AT&T and Time Warner are currently in court with the Department of Justice, over AT&T’s attempt to purchase Time Warner for $85.4 billion. The Justice Department is looking to block the merger, but AT&T and Time Warner are doing everything it can to make sure it goes through. However, the Justice Department has just brought forth a memo that shows that the merger would allow AT&T’s Pay TV service to become a “cash cow” after being in a steady decline for the past few years.
The memo said that the merger would “ensure stability” in its pay TV business. And oddly enough the DOJ is suing to block the acquisition for exactly that reason. The fact that a merged company would be able tor raise prices for pay TV rivals. Time Warner owns a number of networks, which would then be under AT&T’s ownership if this merger goes through. That includes TNT, TBS, HBO, CNN and a number of others. AT&T could, in theory, charge competitors more to license these channels, and thus force competitors to charge their customers more. That would lead to AT&T having the cheaper prices, and potentially gaining more customers. And that’s where the antitrust aspect of this case comes into play.

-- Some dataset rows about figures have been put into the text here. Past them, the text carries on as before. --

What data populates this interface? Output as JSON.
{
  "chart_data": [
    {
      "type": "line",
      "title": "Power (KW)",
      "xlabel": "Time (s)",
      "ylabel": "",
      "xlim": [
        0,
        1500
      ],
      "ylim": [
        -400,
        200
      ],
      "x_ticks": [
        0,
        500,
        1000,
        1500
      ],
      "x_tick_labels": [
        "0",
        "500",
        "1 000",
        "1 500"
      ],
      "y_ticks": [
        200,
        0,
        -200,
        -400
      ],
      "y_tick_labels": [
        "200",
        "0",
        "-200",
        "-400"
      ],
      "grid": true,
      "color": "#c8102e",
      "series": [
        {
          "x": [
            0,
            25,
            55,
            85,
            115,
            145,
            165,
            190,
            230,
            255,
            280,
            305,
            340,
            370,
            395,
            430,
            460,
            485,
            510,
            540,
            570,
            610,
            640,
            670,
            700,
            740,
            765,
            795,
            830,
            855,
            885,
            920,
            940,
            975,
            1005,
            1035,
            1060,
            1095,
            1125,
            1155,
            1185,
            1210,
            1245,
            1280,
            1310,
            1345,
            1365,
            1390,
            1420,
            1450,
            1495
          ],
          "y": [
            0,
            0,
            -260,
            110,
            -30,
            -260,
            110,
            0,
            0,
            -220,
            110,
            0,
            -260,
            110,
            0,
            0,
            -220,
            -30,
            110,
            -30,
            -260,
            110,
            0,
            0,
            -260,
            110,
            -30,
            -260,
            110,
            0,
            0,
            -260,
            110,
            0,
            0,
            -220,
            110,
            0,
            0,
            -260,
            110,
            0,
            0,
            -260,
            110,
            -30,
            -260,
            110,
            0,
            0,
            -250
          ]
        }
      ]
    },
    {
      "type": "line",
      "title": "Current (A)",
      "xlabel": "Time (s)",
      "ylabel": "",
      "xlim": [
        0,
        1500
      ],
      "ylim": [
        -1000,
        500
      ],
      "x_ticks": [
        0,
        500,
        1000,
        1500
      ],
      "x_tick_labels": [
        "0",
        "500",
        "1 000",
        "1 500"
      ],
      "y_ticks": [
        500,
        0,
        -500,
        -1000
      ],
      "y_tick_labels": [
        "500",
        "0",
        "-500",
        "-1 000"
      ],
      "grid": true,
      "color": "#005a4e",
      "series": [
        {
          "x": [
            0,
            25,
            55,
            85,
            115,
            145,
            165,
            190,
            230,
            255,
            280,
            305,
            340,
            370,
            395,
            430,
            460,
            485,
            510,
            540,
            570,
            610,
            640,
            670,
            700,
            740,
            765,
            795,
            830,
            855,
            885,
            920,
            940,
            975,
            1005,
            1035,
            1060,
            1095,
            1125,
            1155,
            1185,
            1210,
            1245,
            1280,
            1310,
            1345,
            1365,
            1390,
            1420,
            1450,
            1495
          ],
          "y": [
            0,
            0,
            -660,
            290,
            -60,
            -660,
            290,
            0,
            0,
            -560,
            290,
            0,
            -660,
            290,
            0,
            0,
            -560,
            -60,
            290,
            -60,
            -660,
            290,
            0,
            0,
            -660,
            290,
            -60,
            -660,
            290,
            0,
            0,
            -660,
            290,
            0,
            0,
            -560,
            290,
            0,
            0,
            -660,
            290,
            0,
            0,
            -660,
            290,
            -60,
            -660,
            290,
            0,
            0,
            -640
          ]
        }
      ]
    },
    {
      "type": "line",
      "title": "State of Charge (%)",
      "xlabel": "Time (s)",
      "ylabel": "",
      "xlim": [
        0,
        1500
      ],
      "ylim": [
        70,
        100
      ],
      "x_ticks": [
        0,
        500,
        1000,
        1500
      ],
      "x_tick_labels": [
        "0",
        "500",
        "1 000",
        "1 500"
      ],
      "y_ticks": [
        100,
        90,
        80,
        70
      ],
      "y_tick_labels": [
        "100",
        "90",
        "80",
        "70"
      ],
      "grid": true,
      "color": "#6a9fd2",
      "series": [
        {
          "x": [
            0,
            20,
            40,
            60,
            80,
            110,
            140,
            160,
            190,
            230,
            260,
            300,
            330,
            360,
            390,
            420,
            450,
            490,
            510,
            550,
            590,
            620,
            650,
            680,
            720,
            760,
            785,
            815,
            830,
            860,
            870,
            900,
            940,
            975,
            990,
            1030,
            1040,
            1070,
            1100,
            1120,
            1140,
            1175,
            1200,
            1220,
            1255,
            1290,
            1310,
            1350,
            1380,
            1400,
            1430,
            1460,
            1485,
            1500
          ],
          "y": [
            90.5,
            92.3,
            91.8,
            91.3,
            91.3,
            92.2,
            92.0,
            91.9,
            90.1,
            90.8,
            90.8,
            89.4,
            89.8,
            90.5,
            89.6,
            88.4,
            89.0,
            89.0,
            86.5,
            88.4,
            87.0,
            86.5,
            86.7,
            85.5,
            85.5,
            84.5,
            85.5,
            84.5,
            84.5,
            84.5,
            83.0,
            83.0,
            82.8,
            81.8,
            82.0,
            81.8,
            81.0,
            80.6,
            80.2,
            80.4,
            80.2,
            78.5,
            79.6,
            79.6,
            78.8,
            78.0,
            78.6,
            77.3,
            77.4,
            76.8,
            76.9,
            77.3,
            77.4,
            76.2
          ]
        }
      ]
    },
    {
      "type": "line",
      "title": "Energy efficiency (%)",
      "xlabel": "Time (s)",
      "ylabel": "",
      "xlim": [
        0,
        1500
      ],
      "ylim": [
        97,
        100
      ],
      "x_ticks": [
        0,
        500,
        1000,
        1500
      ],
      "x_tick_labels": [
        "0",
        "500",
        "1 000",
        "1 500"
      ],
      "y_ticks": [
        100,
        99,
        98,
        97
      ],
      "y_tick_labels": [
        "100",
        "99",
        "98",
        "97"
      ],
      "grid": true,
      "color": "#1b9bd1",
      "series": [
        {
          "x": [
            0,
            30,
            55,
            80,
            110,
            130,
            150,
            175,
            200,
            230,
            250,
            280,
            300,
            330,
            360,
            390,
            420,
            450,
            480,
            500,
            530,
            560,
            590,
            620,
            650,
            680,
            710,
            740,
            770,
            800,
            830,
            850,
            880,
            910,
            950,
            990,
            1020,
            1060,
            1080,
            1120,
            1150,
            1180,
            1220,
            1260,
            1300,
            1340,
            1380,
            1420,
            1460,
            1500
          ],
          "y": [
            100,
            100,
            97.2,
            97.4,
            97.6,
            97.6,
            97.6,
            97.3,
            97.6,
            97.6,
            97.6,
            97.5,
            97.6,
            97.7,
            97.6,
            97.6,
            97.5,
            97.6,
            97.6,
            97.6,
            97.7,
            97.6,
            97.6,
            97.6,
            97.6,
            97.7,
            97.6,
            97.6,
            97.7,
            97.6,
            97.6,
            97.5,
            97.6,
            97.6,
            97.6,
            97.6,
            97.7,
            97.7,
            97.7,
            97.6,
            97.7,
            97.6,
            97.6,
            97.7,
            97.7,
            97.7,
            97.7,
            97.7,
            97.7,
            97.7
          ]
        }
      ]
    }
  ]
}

The trial has been going on for a couple of weeks already, having started in mid-March. Many expect the trial to end this month, however the end is not certain right now. Many believed before the trial even started, that Justice Department would force AT&T and Time Warner to spin off some of the networks it has, like HBO and CNN, to make the merger a bit more vertical. However, it’s not clear if that’ll be enough for the merger to be approved. For what it’s worth, when the merger was announced in October 2016, both Presidential candidates, Hilary Clinton and Donald Trump had vowed to stop the merger, and that’s exactly what’s happening right now.